CHICAGO (Reuters) - U.S. health officials are reminding healthcare workers to use standard protective gear when delivering babies to prevent possible infection with Zika or transmission of the virus to newborns.
The Zika virus that is quickly spreading in the Caribbean and the Americas is primarily transmitted by mosquito bites, but the virus has also been detected in body fluids, including blood, urine, amniotic fluid and saliva, and several cases of sexual transmission have occurred.
Because most people infected with the virus do not have symptoms, the U.S. Centers for Disease Control and Prevention recommends that standard infection precautions be observed at all times, regardless of whether Zika is confirmed or suspected.
Such procedures include frequent hand washing, the use of personal protective equipment such as masks and double gloves, safe injection practices and safe handling of potentially contaminated equipment or surfaces.
These measures are already recommended to prevent transmission of other blood-borne viruses, such as the human immunodeficiency virus or HIV and hepatitis C virus.

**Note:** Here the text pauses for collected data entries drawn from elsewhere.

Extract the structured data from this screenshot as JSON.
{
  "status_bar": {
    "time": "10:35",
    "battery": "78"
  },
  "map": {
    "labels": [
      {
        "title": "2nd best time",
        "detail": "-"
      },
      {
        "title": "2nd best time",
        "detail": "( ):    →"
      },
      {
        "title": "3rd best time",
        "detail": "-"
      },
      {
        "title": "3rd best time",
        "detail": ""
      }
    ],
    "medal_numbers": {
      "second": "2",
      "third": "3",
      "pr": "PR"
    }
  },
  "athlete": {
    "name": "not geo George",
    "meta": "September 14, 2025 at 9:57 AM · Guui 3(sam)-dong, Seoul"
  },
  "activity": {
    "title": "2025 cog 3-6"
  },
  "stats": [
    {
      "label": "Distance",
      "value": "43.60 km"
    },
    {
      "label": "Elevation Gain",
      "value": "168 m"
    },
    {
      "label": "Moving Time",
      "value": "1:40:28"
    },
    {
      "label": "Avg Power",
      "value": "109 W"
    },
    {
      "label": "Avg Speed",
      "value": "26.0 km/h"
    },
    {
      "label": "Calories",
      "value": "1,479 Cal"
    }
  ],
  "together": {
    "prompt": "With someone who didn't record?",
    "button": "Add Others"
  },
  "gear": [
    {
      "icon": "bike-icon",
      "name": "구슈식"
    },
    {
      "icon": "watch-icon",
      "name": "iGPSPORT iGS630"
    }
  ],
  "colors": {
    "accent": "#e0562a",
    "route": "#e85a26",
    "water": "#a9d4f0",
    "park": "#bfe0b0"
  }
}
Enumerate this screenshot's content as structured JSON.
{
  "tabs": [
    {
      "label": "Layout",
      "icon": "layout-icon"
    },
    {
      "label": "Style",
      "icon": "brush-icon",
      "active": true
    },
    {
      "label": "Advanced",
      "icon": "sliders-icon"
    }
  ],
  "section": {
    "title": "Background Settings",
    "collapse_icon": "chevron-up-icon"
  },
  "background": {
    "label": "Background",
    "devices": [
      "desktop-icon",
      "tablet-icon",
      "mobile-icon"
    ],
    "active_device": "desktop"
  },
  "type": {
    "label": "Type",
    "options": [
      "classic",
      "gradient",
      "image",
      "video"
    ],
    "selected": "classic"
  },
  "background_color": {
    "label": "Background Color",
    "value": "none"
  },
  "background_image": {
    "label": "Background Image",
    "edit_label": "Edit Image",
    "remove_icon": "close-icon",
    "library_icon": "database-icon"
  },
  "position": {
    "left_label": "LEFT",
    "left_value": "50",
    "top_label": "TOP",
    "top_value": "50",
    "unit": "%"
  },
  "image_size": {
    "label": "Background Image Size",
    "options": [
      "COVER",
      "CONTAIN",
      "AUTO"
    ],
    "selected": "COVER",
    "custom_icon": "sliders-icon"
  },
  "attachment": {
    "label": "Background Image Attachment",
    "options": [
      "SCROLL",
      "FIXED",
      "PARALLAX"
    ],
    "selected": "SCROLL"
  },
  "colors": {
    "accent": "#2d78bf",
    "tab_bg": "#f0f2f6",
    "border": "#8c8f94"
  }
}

In the report, CDC experts say studies have shown that healthcare personnel working in labor and delivery tend to cut corners on wearing protective gear in routine cases, citing concerns that the gear reduces dexterity and that protective goggles fog up.
But given the “theoretical risk” of infection, CDC experts said protective measures need to be taken to protect healthcare workers and infants from exposure to the virus during labor and delivery procedures.
Zika infection has been associated with microcephaly, a congenital birth defect marked by small head size and underdeveloped brains, and the precautions are meant to prevent transmission of the virus to pregnant women or to healthcare workers whose partners may be pregnant.
Zika infection has also been linked with Guillain-Barré Syndrome, an autoimmune disorder that causes temporary paralysis.
Much remains unknown about Zika, including whether the virus actually causes microcephaly in babies. Brazil said it has confirmed more than 860 cases of microcephaly, and considers most of them to be related to Zika infections in the mothers. Brazil is investigating more than 4,200 additional suspected cases of microcephaly.